Andrea Associates gave Stony Point written notice of its election to exercise its option on or about March 23, 2001. That notice, pursuant to the agreement, triggered calculation of the closing date for the joint venture transaction 90 days after notice of exercise, or June 25, 2001. The option agreement also provided that: “Time is of the essence of every provision contained in this Agreement.”
Events made timely close of the transaction unlikely, so the parties agreed in writing to extend the close of escrow deadline by 30 days, until July 25, 2001. They later executed a second extension, to require closing by September 28, 2001. Despite these extensions, escrow had not closed by September 28 and, in fact, neither party had done anything that was required under the option agreement to close escrow.
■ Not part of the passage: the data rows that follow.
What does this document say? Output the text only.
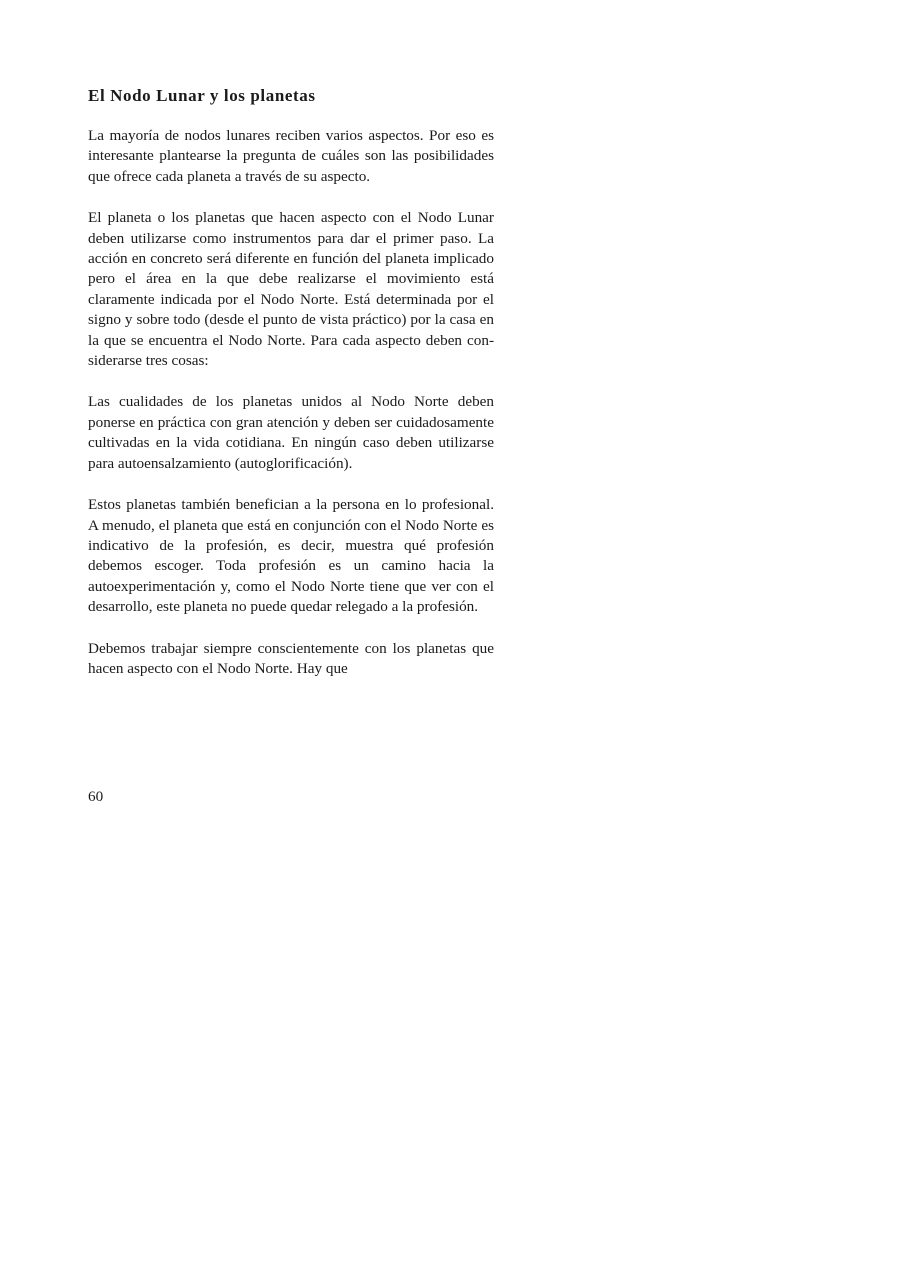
El Nodo Lunar y los planetas

La mayoría de nodos lunares reciben varios aspectos. Por eso es interesante plantearse la pregunta de cuáles son las posibilidades que ofrece cada planeta a través de su aspecto.

El planeta o los planetas que hacen aspecto con el Nodo Lunar deben utilizarse como instrumentos para dar el primer paso. La acción en concreto será diferente en función del planeta implicado pero el área en la que debe realizarse el movimiento está claramente indicada por el Nodo Norte. Está determinada por el signo y sobre todo (desde el punto de vista práctico) por la casa en la que se encuentra el Nodo Norte. Para cada aspecto deben considerarse tres cosas:

Las cualidades de los planetas unidos al Nodo Norte deben ponerse en práctica con gran atención y deben ser cuidadosamente cultivadas en la vida cotidiana. En ningún caso deben utilizarse para autoensalzamiento (autoglorificación).

Estos planetas también benefician a la persona en lo profesional. A menudo, el planeta que está en conjunción con el Nodo Norte es indicativo de la profesión, es decir, muestra qué profesión debemos escoger. Toda profesión es un camino hacia la autoexperimentación y, como el Nodo Norte tiene que ver con el desarrollo, este planeta no puede quedar relegado a la profesión.

Debemos trabajar siempre conscientemente con los planetas que hacen aspecto con el Nodo Norte. Hay que

60
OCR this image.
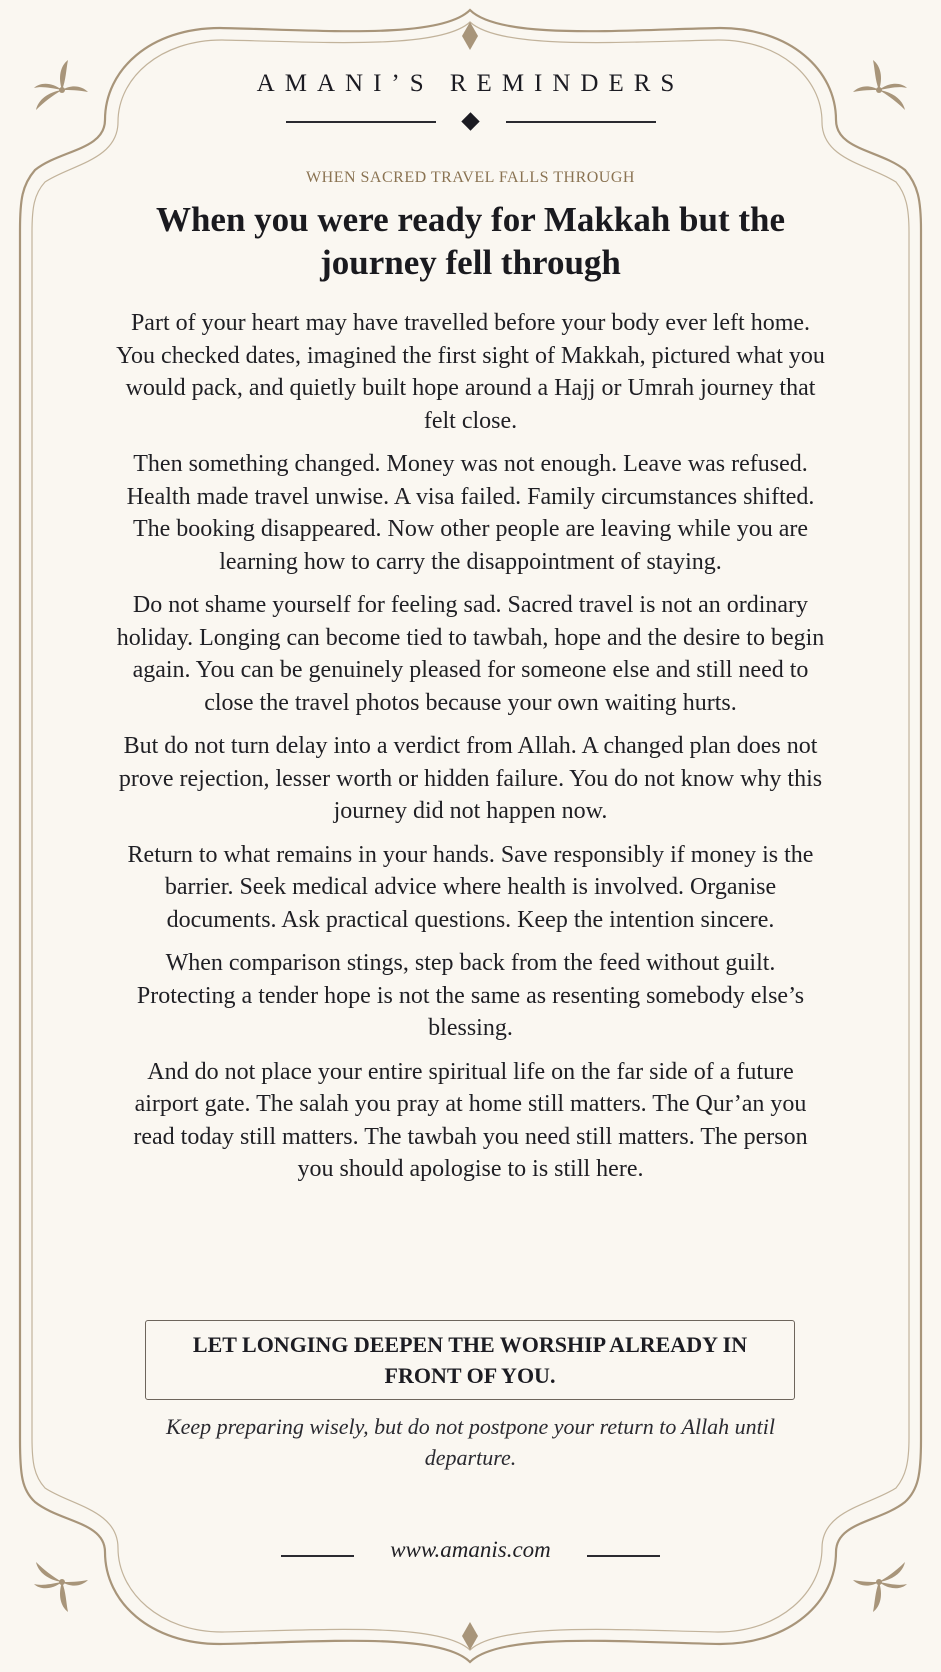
AMANI’S REMINDERS
WHEN SACRED TRAVEL FALLS THROUGH
When you were ready for Makkah but the journey fell through

Part of your heart may have travelled before your body ever left home. You checked dates, imagined the first sight of Makkah, pictured what you would pack, and quietly built hope around a Hajj or Umrah journey that felt close.

Then something changed. Money was not enough. Leave was refused. Health made travel unwise. A visa failed. Family circumstances shifted. The booking disappeared. Now other people are leaving while you are learning how to carry the disappointment of staying.

Do not shame yourself for feeling sad. Sacred travel is not an ordinary holiday. Longing can become tied to tawbah, hope and the desire to begin again. You can be genuinely pleased for someone else and still need to close the travel photos because your own waiting hurts.

But do not turn delay into a verdict from Allah. A changed plan does not prove rejection, lesser worth or hidden failure. You do not know why this journey did not happen now.

Return to what remains in your hands. Save responsibly if money is the barrier. Seek medical advice where health is involved. Organise documents. Ask practical questions. Keep the intention sincere.

When comparison stings, step back from the feed without guilt. Protecting a tender hope is not the same as resenting somebody else’s blessing.

And do not place your entire spiritual life on the far side of a future airport gate. The salah you pray at home still matters. The Qur’an you read today still matters. The tawbah you need still matters. The person you should apologise to is still here.

LET LONGING DEEPEN THE WORSHIP ALREADY IN FRONT OF YOU.
Keep preparing wisely, but do not postpone your return to Allah until departure.
www.amanis.com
On April 7, 2001, Stony Point principal Jim Brecht died unexpectedly of a heart attack at age 48.
Just over a month after the last extended closing date had passed, Andrea Associates requested another extension. Stony Point appears to have considered granting this request because one of its principals signed this third written extension agreement that provided a new close of escrow on March 25, 2002. However, this “Third Addendum” by Stony Point was never transmitted to Andrea Associates.
On April 11, 2002, Andrea Associates requested a further extension, and on or about April 12, 2002, Andrea Associates deposited $75,000 to escrow. Stony Point had then recently discovered that Andrea Associates never paid the $75,000 initial option consideration that was due on March 21, 1999. So, Andrea Associates deposited the money three years after it was due.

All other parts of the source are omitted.